He snorted. “That’s true. And you’ve gotten yourself into a lot of trouble that I usually had to get you out of.”
The trouble wasn’t usually her fault, though.
“Devi, what’s wrong? Are you in trouble?” Rohan asked.
“What? No. I’m not in trouble.”
“Devi. Don’t lie to me. What is it?”
“Our father,” she blurted out. Drat. She hadn’t meant to say anything. There was nothing Rohan could do in prison except worry about her. “He’s out on another bender.”
Rohan grimaced. “Christ, I had hoped he’d get his act together. Is it bad living with him?”
“I can handle Derick.”
“Are you sure?”
No, she wasn’t.
“I know what I’m doing when it comes to dear old dad,” she said confidently.
In reality she had no clue.
“You seem bigger,” she told him.
He raised his eyebrows. “Is that your way of telling me that I’m getting fat?”
“Uh, no. Of course not! Sheesh. I would never say that!”
“Because it seems like you’re getting too skinny.”
“Rohan!”
“Yes?” he drawled.
“You can’t comment on a woman’s weight.”
“But you’re not a woman. You’re my sister.”
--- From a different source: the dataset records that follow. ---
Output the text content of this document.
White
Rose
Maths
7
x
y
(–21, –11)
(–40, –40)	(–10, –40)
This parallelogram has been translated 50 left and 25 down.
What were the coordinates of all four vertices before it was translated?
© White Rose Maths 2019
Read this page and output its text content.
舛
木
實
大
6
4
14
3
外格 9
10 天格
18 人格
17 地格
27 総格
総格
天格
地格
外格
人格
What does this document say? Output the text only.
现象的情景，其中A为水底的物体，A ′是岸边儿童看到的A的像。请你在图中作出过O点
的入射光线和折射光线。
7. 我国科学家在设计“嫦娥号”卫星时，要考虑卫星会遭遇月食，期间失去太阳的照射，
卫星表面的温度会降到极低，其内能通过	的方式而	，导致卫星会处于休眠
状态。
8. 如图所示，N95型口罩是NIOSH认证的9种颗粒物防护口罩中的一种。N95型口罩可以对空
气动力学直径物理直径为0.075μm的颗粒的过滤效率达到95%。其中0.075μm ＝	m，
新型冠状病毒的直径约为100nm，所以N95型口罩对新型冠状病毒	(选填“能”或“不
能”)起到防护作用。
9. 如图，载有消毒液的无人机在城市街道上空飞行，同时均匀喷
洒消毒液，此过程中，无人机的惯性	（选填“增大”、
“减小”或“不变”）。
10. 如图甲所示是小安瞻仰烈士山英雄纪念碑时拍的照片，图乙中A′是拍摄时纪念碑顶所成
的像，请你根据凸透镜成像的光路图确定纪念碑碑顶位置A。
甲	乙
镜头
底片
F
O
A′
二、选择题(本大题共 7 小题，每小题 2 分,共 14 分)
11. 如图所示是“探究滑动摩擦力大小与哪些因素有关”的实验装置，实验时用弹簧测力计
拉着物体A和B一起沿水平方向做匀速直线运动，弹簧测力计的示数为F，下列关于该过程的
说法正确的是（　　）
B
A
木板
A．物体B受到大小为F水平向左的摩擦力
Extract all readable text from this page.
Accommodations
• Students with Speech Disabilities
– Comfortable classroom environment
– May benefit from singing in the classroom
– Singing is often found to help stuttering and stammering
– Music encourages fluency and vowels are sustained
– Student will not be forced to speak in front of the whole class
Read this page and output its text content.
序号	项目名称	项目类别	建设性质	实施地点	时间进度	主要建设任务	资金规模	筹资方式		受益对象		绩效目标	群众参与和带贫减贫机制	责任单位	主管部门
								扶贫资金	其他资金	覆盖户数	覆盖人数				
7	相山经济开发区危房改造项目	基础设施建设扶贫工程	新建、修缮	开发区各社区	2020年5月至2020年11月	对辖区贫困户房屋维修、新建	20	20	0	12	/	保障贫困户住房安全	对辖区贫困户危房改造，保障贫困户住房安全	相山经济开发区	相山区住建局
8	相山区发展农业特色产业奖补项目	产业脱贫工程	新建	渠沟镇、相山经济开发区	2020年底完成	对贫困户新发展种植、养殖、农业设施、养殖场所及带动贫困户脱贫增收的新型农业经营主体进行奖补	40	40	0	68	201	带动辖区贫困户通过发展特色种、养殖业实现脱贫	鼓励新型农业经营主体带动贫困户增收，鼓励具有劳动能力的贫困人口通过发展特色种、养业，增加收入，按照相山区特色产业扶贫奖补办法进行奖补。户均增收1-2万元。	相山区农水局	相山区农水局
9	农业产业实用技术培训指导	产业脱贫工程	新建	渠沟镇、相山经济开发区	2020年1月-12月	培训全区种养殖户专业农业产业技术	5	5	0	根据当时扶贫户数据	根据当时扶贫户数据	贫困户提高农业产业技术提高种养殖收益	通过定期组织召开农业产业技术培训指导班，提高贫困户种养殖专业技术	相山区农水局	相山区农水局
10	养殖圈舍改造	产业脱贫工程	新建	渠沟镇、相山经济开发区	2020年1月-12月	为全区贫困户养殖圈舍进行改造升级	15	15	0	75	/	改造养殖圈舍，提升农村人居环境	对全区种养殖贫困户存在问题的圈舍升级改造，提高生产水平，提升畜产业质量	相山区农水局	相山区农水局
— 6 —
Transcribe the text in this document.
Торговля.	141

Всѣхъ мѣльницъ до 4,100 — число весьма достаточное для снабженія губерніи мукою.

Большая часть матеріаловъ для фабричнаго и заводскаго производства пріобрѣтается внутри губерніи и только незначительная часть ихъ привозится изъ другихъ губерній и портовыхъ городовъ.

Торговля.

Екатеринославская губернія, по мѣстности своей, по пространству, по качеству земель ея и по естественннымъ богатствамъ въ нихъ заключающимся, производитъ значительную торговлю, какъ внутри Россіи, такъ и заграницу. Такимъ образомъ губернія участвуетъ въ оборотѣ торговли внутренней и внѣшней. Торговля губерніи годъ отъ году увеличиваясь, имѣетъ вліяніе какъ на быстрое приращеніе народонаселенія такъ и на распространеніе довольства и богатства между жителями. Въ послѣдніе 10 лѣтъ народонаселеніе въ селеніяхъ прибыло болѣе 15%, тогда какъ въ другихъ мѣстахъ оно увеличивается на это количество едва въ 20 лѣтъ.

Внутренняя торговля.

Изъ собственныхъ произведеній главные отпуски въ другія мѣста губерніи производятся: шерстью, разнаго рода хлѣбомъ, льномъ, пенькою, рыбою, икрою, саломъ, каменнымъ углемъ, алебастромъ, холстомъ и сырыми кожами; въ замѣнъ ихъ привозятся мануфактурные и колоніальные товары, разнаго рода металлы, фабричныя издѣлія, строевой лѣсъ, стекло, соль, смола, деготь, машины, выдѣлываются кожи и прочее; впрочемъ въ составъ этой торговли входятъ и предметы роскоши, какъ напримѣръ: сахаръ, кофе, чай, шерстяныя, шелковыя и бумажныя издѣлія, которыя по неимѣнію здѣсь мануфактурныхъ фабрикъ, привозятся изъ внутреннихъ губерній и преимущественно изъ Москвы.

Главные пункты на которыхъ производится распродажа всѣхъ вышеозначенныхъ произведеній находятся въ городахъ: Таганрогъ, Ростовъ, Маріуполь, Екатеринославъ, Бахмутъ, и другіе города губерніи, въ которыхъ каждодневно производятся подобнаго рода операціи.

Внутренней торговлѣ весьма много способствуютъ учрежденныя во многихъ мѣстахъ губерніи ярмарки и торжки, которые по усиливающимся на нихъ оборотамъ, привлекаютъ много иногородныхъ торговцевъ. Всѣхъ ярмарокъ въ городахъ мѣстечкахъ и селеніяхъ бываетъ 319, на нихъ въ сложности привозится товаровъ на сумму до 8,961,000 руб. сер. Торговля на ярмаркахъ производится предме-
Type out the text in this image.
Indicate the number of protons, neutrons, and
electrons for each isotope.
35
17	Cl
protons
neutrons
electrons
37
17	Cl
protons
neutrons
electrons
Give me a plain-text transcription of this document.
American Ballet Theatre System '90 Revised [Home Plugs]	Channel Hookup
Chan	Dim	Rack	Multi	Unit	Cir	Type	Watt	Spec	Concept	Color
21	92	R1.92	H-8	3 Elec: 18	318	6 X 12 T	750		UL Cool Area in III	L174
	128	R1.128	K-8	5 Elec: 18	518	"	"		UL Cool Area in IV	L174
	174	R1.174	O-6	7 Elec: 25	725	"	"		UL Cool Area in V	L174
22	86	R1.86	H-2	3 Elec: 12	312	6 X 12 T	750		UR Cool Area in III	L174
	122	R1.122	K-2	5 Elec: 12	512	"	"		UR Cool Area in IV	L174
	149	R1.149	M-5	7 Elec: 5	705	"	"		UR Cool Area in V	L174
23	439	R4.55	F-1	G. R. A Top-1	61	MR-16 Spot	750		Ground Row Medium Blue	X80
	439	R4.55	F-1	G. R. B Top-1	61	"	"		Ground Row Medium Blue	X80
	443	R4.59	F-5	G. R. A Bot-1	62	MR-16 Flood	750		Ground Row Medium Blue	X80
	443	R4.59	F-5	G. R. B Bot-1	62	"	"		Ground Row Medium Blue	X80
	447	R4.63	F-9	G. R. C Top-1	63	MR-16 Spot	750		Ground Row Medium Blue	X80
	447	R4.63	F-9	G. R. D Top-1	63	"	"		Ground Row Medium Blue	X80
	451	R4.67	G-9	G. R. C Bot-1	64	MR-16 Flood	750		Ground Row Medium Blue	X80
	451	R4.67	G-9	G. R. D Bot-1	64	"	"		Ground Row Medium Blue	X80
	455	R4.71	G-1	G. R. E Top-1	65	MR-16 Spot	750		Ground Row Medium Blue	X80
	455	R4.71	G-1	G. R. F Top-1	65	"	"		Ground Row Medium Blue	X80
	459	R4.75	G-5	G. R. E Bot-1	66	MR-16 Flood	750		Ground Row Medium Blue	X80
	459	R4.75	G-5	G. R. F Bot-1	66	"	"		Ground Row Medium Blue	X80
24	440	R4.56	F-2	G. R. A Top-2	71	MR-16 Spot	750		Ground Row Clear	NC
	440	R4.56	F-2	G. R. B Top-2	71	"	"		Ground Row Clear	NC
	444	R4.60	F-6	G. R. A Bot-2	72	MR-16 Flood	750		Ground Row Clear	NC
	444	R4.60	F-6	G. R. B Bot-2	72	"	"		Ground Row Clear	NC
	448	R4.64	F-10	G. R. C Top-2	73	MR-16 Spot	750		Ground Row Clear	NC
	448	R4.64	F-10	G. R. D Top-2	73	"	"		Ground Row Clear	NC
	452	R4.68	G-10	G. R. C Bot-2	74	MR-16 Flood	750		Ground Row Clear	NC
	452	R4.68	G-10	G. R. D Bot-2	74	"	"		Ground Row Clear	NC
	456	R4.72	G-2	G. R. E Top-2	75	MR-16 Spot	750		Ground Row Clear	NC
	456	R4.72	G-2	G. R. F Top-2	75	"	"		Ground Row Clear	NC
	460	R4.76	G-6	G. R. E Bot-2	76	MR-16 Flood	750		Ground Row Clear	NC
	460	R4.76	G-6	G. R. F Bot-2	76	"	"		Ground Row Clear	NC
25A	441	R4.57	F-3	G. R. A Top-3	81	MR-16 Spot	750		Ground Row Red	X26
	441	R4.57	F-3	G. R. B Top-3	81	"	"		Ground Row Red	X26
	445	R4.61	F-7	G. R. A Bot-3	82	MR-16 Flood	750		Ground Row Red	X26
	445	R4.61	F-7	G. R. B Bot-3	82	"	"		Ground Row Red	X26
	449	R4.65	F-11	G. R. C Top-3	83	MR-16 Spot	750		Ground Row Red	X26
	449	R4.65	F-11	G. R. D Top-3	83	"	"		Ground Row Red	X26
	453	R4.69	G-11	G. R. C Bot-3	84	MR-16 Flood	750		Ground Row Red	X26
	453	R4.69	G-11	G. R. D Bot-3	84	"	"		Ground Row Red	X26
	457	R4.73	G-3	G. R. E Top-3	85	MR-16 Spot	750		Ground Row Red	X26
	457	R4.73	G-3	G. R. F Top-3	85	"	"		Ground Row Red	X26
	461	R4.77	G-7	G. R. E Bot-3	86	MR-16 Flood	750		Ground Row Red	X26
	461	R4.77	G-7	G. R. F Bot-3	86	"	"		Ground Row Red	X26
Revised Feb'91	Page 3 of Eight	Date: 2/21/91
“I’m still a woman,” she told him.
“You’re still gonna be the girl that I had to give the birds and the bees talk to. And help her with her first period.”
She grimaced. “God. Can we not talk about that? Although I’m still amazed you got that period book for me.”
“I stole it from the library.”
“You didn’t!”
He shrugged. “Well, I didn’t have money to buy one.”
“But . . . but a library is free! You could have signed up and borrowed it.”
“Um, yeah, I was seventeen and thought I was so cool. No way was I going to sign up to the library and then borrow a book about periods.”
“Hmm,” she said. “I see your point.” No seventeen-year-old boy wanted to be seen with a book on periods.
“What’s going on, Devi,” he murmured. “You look tired, you’ve lost weight. Is it all about the old man?”